4. Natural cycle and modified natural cycle regimens
The natural cycle regimen can be changed for patients who fail with poor response. When natural cycles have high cancellation rates due to premature LH peaks and early ovulation, the addition of GnRH antagonists and exogenous Gn in the late follicular phase can improve the efficacy of IVF cycles, and this regimen is called “modified natural cycle” (MNC).
Microstimulation regimens: gonadotropin stimulation regimens that are lower than conventional doses and or shorter in duration with GnRH antagonists. Oral preparations are used alone or in combination with gonadotropins and GnRH antagonists.
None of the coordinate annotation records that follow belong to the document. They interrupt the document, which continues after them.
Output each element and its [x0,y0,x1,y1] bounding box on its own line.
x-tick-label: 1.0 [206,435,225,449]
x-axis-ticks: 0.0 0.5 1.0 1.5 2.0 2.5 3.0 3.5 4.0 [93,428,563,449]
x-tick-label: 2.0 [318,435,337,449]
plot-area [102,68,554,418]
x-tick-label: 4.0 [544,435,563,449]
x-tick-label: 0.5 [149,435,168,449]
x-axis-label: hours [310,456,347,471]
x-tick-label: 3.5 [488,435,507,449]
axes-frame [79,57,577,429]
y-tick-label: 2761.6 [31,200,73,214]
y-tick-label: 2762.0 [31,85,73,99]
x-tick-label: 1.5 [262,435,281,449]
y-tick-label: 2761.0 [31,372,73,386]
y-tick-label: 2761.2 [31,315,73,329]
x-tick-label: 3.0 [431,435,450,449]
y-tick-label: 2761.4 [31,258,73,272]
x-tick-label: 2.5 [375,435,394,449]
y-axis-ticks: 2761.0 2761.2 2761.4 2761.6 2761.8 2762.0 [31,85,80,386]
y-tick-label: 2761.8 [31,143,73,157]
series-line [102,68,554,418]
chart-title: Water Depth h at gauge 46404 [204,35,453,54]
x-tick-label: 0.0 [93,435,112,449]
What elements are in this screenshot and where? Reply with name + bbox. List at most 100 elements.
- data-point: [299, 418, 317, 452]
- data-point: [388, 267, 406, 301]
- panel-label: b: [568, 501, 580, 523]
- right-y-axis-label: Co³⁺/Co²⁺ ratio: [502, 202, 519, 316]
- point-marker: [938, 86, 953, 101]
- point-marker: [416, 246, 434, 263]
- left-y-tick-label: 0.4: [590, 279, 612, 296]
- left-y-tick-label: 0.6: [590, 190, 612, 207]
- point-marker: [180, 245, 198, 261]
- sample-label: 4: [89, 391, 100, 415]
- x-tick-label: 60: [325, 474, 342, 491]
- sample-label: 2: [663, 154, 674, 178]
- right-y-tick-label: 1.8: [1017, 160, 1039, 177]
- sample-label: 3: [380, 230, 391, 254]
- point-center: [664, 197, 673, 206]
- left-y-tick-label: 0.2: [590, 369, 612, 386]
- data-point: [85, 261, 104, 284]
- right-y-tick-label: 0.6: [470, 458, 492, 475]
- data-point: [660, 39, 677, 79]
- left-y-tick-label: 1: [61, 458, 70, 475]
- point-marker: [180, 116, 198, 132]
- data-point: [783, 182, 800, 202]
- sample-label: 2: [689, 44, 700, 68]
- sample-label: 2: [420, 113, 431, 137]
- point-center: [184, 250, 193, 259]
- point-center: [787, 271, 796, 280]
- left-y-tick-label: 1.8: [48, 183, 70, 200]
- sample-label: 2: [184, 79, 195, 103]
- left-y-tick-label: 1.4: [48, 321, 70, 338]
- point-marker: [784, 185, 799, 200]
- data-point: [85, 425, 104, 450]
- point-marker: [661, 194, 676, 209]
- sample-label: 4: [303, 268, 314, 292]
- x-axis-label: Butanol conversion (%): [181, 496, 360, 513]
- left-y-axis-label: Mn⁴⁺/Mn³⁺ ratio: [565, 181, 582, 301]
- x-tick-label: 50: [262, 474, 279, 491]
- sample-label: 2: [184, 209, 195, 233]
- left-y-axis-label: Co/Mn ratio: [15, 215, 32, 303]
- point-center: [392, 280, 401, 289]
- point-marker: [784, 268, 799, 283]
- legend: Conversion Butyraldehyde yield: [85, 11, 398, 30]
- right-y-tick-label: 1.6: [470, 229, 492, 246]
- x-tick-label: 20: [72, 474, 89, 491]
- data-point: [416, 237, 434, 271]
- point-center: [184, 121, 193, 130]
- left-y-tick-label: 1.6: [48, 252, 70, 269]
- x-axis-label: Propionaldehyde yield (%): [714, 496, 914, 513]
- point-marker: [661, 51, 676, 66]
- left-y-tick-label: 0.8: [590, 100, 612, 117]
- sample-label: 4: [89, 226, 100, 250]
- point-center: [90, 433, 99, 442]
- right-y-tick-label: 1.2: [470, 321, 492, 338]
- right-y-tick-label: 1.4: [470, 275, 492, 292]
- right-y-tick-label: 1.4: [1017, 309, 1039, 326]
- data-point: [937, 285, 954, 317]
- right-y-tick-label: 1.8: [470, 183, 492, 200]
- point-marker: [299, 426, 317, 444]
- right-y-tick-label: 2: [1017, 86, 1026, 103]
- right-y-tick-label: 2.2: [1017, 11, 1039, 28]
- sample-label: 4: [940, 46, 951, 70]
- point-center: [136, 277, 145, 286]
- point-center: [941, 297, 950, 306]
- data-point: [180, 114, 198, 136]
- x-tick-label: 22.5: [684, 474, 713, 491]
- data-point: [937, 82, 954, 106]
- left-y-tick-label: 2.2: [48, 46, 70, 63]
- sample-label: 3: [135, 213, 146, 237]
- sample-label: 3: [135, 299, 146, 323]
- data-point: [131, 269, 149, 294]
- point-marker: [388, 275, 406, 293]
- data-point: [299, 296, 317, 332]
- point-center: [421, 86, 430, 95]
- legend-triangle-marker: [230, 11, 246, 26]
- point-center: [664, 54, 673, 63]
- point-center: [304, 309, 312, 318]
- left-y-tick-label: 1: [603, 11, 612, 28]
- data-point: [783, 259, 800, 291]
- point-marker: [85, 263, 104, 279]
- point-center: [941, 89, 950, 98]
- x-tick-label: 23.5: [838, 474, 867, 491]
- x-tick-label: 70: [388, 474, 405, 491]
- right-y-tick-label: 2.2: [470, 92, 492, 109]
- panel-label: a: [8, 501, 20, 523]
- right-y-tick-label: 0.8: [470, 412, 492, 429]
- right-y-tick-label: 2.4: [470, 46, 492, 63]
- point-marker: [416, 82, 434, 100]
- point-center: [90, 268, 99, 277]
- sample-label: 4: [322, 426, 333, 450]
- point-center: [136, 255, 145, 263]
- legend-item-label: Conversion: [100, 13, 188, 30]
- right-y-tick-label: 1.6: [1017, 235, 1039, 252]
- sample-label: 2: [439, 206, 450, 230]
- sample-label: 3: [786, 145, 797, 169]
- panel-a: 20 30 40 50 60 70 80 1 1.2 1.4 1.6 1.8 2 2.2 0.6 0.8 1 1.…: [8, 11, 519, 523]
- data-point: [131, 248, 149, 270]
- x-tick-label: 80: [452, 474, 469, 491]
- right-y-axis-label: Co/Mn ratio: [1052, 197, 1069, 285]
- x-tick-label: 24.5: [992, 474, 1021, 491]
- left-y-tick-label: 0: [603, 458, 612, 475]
Advantages of microstimulation regimens: reduced Gn dosage and IVF costs; shorter treatment duration; reduced complications and improved patient compliance; reduced financial burden on patients.
5.Endocrine regulation
Supplementation with DHEA, androgens are involved in the recruitment of early follicles and increase the number of small sinus follicles. Generally, the level of androgens decreases gradually with age, and supplementation of androgens is beneficial to improve the growth of follicles.
6.Other interventions
Other interventions such as: low-dose aspirin intervention: aneuploidy screening (PGS); assisted hatching, etc., do not yet have sufficient evidence to describe their post-intervention effects.
Summary
Women entering fertility decline and requiring ART treatment represent the greatest challenge to ART. Typically, low ovarian response is common in women of advanced age, which is directly related to reduced ovarian reserve.